US | 2019 | Directed by Alexandre O. Philippe
Logline: An analysis of the how Ridley Scott’s science fiction horror movie Alien came about, its surrounding influences, and the relevance of its legacy.
Tracing the path Alien took from it’s first incarnation, a script treatment entitled Memory, about a planet that detrimentally affects the memories of the astronauts that land on it, through to its final form under Ridley Scott’s direction as Alien, it’s the movie that terrified its potential audience by declaring, “In space no one can hear you scream”. The ultimate monster horror movie, and it remains so today, with only John Carpenter’s The Thing as a serious threat for the top position.
The origins lie with screenwriter Dan O’Bannon, who grew up in small town Missouri, with no television. But there were lots and lots of bugs. The constant infiltration of insects had a profound affect on the boy’s imagination. That, and comic books. O’Bannon loved the fantastic, and later, around the same time the French magazine Metal Hurlant (Heavy Metal) was launched in 1975, he wrote a screenplay called They Bite, about an archeological dig on Earth that lets loose a cycle of million-year-old bugs. He was told it would be too expensive to make, so O’Bannon decided to write something on a smaller scale. Another B-movie, but just one monster, and set mostly inside a spacecraft. He called it Star Beast.

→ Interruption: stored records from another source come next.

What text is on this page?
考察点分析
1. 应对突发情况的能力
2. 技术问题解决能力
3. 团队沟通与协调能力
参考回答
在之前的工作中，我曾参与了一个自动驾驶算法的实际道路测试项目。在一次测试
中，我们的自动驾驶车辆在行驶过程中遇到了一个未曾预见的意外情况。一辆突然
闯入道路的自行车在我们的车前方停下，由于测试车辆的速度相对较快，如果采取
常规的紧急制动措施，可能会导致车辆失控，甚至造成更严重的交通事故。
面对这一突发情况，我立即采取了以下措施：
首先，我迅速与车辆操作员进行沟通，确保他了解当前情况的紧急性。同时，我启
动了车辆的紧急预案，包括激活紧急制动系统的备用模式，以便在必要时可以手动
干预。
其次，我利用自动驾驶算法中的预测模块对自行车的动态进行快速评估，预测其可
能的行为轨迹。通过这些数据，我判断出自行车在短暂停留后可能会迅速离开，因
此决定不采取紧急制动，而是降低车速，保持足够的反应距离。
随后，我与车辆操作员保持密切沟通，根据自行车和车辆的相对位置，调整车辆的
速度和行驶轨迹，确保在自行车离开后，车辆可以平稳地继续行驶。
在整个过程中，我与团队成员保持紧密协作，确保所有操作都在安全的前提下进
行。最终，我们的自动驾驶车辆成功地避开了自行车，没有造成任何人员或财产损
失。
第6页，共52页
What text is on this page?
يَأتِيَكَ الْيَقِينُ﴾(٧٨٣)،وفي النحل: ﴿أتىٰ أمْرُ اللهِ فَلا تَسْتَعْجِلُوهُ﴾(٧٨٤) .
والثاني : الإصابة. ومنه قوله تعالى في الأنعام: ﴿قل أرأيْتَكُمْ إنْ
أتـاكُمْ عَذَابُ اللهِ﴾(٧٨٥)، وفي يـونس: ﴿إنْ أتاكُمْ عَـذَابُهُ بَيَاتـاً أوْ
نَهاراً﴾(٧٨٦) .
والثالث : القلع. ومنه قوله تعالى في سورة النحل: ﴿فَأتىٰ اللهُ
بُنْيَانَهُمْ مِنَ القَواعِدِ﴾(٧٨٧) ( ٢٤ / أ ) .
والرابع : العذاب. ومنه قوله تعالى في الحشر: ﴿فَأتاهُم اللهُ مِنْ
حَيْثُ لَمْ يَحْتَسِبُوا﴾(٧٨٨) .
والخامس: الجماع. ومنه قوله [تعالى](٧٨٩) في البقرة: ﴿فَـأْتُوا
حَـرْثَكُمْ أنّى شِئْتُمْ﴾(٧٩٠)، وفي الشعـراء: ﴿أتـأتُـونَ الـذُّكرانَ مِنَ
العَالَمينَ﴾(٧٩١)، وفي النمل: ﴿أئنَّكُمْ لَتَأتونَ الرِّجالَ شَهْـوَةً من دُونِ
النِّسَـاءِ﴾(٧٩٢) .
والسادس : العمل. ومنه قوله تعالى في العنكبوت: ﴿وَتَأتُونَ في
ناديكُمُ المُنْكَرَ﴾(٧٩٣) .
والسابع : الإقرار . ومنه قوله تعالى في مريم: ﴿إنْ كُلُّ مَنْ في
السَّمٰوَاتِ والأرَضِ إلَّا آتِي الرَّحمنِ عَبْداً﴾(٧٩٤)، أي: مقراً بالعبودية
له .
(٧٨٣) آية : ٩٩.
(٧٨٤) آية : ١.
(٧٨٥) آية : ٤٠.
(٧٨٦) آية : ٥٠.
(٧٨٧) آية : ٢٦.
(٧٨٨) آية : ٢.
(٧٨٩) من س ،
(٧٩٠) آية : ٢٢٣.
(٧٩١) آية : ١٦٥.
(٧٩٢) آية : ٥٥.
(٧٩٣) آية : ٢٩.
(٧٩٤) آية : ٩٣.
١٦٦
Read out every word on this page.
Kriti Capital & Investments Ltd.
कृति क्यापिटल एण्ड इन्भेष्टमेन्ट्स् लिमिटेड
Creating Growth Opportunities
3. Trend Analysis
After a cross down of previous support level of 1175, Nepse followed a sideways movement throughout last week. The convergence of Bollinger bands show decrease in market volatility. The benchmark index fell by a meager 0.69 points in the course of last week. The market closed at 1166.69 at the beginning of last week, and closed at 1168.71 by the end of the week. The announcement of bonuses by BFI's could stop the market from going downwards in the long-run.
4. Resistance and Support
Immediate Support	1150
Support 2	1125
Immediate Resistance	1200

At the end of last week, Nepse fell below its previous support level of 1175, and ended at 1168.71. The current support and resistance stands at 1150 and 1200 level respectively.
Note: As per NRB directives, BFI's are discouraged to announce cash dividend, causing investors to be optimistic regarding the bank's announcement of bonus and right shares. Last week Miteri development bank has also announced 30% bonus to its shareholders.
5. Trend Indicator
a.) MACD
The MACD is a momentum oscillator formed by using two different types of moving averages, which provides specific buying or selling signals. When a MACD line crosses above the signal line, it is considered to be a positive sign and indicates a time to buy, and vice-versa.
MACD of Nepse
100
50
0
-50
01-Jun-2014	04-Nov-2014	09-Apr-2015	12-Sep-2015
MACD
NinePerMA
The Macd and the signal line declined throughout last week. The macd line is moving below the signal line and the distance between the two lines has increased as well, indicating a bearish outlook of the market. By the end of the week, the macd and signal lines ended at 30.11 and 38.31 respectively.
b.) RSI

O’Bannon’s early screenplay was influenced by a whole lot of elements, from Lovecraft to Greek mythology, and also several low-budget science fiction horror movies, Planet of the Vampires (1965), It! The Terror from Beyond Space (1958), and one that bears a striking similarity in plot, Queen of Blood (1966). His alien pyramid (an Egyptian-influenced concept that was eventually dropped from the final shooting script) and creature was a kind of synthesis of all cosmic monsters and mythology.
O’Bannon had been employed to design special effects for Dune, Frank Herbert’s epic science fantasy novel, which was being adapted by Mexican director Alejandro Jodorowsky. Swiss surrealist artist H.R. Giger had been hired to provide concept art for the movie’s production design. Unfortunately the project never reached principal photography (watch the amazing documentary Jodorowksy’s Dune for that story!). When Ridley Scott was brought on board Alien as director, O’Bannon introduced Scott to Giger’s “Necromonicon” paintings. That was the game changer.
Memory is a superbly constructed portrait of creation within the folds of the cinema realm, the film industry. Cast members Tom Skerritt and Veronica Cartright offer their reflections, also included are the late, great editor Terry Rawlings and producer Ivor Powell, art director Roger Christian (who was plucked straight from working as props master on Star Wars), a bunch of scholars and critics discussing the relevance of Francis Bacon’s work, also O’Bannon’s widow reveals a few secrets.
Without showing too much of the actual movie, yet punctuating with behind the scenes footage, Memory serves up a terrific celebration of this legendary “B-movie”. The dangers of conquest, the futility of humanity, the toils of the blue collar working class, Alien is a prophetic beast. It’s only now, forty years later, that the movie’s scope is truly being appreciated.
It champions the extraordinary complex sub-textual elements within its seemingly straight forward construct. Indeed, Scott invested a meticulous attention to detail, to authenticity and realism - if there can be such a thing in a phantasmagorical movie - employing an Robert Altman-esque technique; a cluttered, claustrophobic mise-en-scene, with frequently overlapping dialogue. The violence is messy and shocking (the chestburster scene gets a proper dissection), there’s all that heat, sweat, goo, grime, and slime.
All of these elements contributed to making Alien one of the most important, influential and memorable genre movies of the past fifty years, and Memory champions this with a beautifully edited treatise on the collective dreams of a group of visionaries. But most importantly the tenacity of the late Dan O’Bannon, who died ten years ago. As his wife Diane says, with a tear in her eye, “He moved the world.”